The rec center has been home to the Phillies’ Reviving Baseball in Inner Cities program, the Anderson Monarchs and other neighborhood teams from the Jackie Robinson baseball league for many years.
The training facility, partially funded by a donation from Ryan Howard’s Big Piece Foundation, has seen kids from all over Philadelphia practicing in the 6,400-square-foot addition for nearly two months now.
Alex Johnson, 25, grew up playing baseball in the old facility and became a coach last year. Johnson believes the new center, equipped with four retractable batting cages and portable pitching mounds, will significantly improve practices.
“We used to have a smaller room with basically just one batting cage,” said Johnson (below) . “The great thing about the new facility is that you can do almost any kind of drill with this space.”
According to Steve Bandura, director of the Philadelphia Youth Organization, the new facility welcomes more than 200 kids per week, with at least two practices every weeknight. One of his main goals was to make this a rain-or-shine facility, allowing the program to be continued to its full extent during the winter or bad weather.
“We had rain tonight, and normally we’d be rained out of practice, but now we’re able to come inside,” Bandura said. “It may not seem like it, but that’s a big deal for us.”
Rob Holiday, director of the Phillies’ Amateur Scouting Administration, believes the new facility will provide the baseball program with opportunities for growth.

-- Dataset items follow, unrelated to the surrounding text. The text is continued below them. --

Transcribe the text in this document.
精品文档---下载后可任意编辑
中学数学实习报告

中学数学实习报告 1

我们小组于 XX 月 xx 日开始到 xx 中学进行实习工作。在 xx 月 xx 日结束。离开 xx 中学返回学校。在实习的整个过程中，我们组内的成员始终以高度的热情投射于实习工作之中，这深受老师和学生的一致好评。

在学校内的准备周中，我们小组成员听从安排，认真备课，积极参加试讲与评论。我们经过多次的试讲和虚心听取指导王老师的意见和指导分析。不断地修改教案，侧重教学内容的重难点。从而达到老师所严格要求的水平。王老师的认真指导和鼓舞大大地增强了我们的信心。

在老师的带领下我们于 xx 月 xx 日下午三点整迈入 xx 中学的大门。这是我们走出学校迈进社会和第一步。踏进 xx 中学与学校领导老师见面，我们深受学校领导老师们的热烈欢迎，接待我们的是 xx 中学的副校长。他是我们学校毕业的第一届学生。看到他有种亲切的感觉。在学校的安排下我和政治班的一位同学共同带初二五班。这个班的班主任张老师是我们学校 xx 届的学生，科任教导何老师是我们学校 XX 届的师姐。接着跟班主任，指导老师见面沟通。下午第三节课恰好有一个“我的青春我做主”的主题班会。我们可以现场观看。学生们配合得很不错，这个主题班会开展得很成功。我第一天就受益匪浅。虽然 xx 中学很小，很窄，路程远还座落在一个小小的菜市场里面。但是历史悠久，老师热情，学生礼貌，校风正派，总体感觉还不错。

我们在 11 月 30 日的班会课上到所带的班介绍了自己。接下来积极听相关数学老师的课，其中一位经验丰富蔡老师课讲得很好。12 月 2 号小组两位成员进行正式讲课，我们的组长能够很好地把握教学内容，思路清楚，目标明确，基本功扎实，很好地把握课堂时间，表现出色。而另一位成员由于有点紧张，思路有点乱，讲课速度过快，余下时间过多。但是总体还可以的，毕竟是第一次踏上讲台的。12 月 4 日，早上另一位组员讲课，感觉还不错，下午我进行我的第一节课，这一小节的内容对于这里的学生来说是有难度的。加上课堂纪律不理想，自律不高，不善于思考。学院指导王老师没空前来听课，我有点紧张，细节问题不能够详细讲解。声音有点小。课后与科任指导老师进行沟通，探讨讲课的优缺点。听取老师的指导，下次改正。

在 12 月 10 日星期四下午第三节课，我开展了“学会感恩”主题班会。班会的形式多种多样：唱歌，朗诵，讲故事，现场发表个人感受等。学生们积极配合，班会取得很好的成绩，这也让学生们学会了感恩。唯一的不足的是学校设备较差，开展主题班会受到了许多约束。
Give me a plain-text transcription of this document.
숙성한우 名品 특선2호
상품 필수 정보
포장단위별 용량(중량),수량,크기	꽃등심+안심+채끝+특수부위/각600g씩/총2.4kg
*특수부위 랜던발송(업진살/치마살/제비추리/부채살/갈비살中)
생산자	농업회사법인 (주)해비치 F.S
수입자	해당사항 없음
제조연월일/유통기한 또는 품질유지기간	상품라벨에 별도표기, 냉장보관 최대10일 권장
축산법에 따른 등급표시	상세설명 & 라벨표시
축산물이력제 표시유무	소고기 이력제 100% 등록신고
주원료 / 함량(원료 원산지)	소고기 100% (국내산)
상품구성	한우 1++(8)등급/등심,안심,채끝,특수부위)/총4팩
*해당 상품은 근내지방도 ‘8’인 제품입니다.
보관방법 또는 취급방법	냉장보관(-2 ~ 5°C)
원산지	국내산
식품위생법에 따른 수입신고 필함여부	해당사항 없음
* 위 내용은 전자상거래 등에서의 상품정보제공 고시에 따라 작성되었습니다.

“Anytime you bring new resources to a community, it always encourages more people to get involved,” said Holiday. “Now that we’ve highlighted all the great things at this new facility, we’ll have even more kids want to be a part of it.”
The goal of the new Ryan Howard Training Center is to not only shape kids into exceptional baseball players, but into well-rounded, educated individuals as well. After practice, kids can use the computers and take part in tutoring and afterschool programs offered in the old section of the rec building.
Altogether, the new facility may have cost its benefactors roughly $2.7 million, but its impact on kids and the surrounding community could be priceless.